Si voltò di scatto e si prese la testa fra le mani, con i gomiti sulle giocchia e i denti a torturare il labbro inferiore. Quando parlò, la voce era arrabbiata. Verso chi, Sherlock non avrebbe saputo dirlo. 

-E non ho la minima idea di dove ciò mi ponga nei suoi confronti! Non so se è irrispettoso, se significa che non ci tenevo abbastanza o che non l'amavo abbastanza. Non so se è da egoista, da opportunista o da insensibile. Non so cosa avrebbe pensato lei se lo avesse saputo e non so se avrei mai avuto il coraggio di dirglielo. Non so nemmeno cosa significhi questo per noi e questa è la cosa che più mi fa arrabbiare! Non so cosa provo e non so cosa pensare e non so cosa dire e io dovrei essere abituato a non sapere le cose, non tutti siamo Sherlock Holmes, ma qualche volta non sapere diventa troppo e tu semplicemente senti di trovarti in bilico sull'orlo della pazzia vera e propria senza niente a cui aggrapparti e...e.. 

Aveva il fiatone quando trovò la lucidità necessaria a concludere quel discorso. 
Perciò disse solo:

-Fa male, Sherlock. Non sapere, qualche volta, fa male. 

Stavolta, la mano di Sherlock non indugiò neppure un attimo nel trovare la sua strada attorno alle spalle di John. Afferrò la sua spalla e strinse con tutte le dita, tranne che con il pollice con il quale invece iniziò a massaggiargli lievemente la scapola. 
John lasciò scivolare la testa sul suo petto e chiuse nuovamente gli occhi quando lo sentì pronunciare:

-Lo so. 

Alla fine, si trovò a non aver pianto per circa una settimana. 
Una settimana in cui Sherlock non si era presentato neppure una volta, perchè non si sentiva in diritto di consolare John quando lui stesso tempo prima gli aveva volontariamente inflitto un dolore ugualmente straziante.
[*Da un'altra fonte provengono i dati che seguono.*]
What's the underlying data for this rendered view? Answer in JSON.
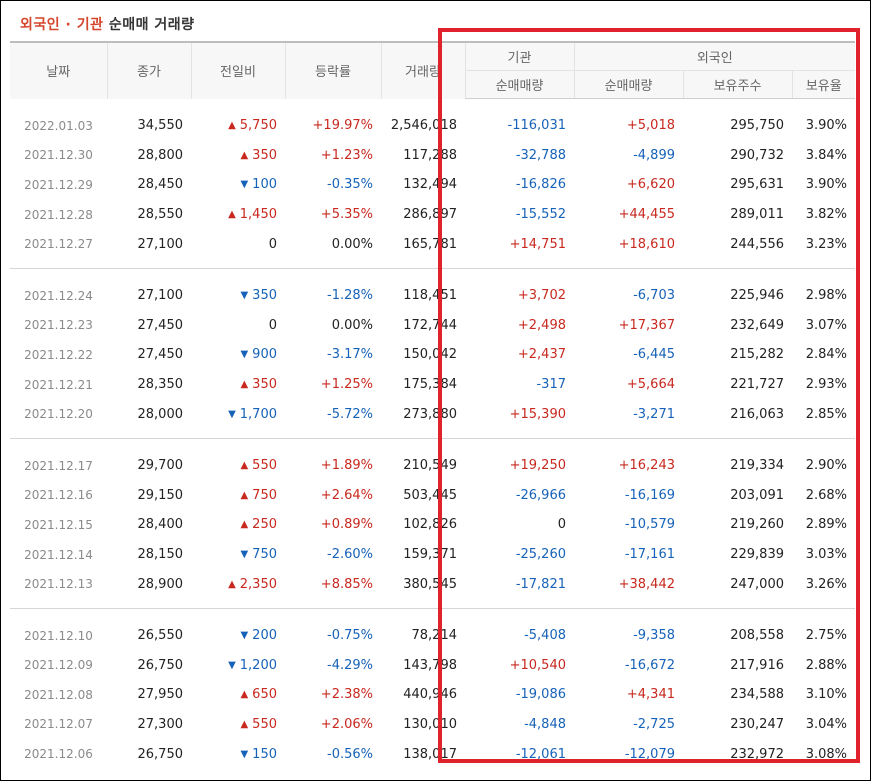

Una settimana in cui John aveva pensato a Mary e a tutto quello che aveva perso assieme a lei. Una settimana in cui John si era trovato faccia a faccia col proprio dolore e coi ricordi di quel periodo in cui il dolore era sembrato essere l'unica cosa rimasta. 
Una settimana in cui John era riuscito ad odiarsi perchè non riusciva a piangere sua moglie senza sentire il bisogno di stringere il suo migliore amico e sentirlo vivo e reale sotto la propria presa. 

Alla fine, si trovò a non aver pianto per circa una settimana. Ma quando Sherlock circondò le sue spalle e quando sentì il proprio viso a contatto con la pelle del suo collo, allora John pianse. 
Pianse per Mary e per quello che avevano passato, per quello che non aveva potuto darle e per quello che non aveva voluto darle, per l'amore che entrambi meritavano e che erano andati a cercare in posti sbagliati. 
Pianse per Sherlock e per tutto quello che avrebbero potuto avere se le cose fossero andate diversamente, e poi pianse per tutto quello che avrebbero avuto in futuro. Pianse perchè forse tutto quel dolore e forse la morte avevano un significato, dopotutto. 

E pianse perchè non aveva la più pallida idea di quale quel significato potesse essere, ma neppure Sherlock ce l'aveva, quindi forse l'avrebbero capito insieme.